On Sunday, the 27-year-old burst away from Hugh Carthy and Buitrago with the trio on the ascent to the summit finish in Cogne in the Aosta Valley.
“Today I felt strong,” explained the Italian.
“I chose to attack solo with 19km to go because it was the steepest part of the climb and I wasn’t sure if I’d be able to drop everyone later on.”
Carapaz survives fall
On a quiet day for the general classification, Carapaz stayed in the main peloton, which contained all the main men and was several minutes back when Ciccone crossed.
Ciccone distanced his last breakaway on the steep part of the very long climb to Cogne over 22.4 km at 4.3 percent gradient in the Gran Paradiso National Park.

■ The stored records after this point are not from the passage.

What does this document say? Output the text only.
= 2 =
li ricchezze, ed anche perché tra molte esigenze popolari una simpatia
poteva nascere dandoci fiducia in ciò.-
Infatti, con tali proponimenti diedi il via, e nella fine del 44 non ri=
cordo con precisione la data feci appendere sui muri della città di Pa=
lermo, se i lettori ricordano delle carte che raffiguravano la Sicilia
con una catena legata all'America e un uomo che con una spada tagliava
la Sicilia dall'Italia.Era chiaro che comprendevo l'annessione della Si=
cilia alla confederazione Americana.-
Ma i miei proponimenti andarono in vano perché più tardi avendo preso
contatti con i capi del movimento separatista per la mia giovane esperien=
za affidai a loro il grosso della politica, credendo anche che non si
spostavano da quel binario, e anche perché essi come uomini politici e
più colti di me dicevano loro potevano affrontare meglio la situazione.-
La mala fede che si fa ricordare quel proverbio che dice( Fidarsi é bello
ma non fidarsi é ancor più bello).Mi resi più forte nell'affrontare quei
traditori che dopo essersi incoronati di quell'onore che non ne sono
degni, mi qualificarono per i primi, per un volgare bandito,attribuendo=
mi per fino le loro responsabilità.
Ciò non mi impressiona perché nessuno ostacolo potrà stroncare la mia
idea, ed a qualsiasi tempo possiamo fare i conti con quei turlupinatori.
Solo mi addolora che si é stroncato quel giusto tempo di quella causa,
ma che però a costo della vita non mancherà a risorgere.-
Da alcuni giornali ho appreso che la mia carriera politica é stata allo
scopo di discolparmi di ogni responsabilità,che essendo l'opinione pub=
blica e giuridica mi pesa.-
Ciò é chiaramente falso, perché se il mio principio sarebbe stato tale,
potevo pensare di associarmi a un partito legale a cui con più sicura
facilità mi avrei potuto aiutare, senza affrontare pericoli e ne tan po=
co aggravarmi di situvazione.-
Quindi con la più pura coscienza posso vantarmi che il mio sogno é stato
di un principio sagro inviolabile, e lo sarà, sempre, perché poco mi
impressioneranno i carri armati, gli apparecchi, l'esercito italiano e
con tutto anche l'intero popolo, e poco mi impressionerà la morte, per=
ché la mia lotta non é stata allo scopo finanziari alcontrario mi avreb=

On the line, installed at an altitude of 1,611m, the rider from Abruzzo preceded young Colombian climber Buitrago, 22.
Spaniard Antonio Pedrero took third place, more than two minutes behind.
The breakaway of the day took shape after many attempts over 80km in the 177km stage.
In the second of three climbs at Verrogne, Ciccone attacked and was joined by Buitrago and Pedrero, and then Carthy.
Apart from a minor fall early with about fifteen other riders, Carapaz was not worried in this mountain stage, on the eve of the last day of rest near Lake Garda.
“I had a small crash at the beginning of my first day in the Maglia Rosa but with no consequence at all,” said Carapaz.
“I just had to change bike. Then it went smoothly. The scenario of the race was pretty good. The first part was hard. Then we had it under control.”
The Olympic champion crossed the line in the first peloton, almost eight minutes behind the winner, to extend his overall lead on Australian Jai Hindley to nine seconds with Portugal’s Joao Almeida third over half a minute off the pace before the final week featuring three mountain stages.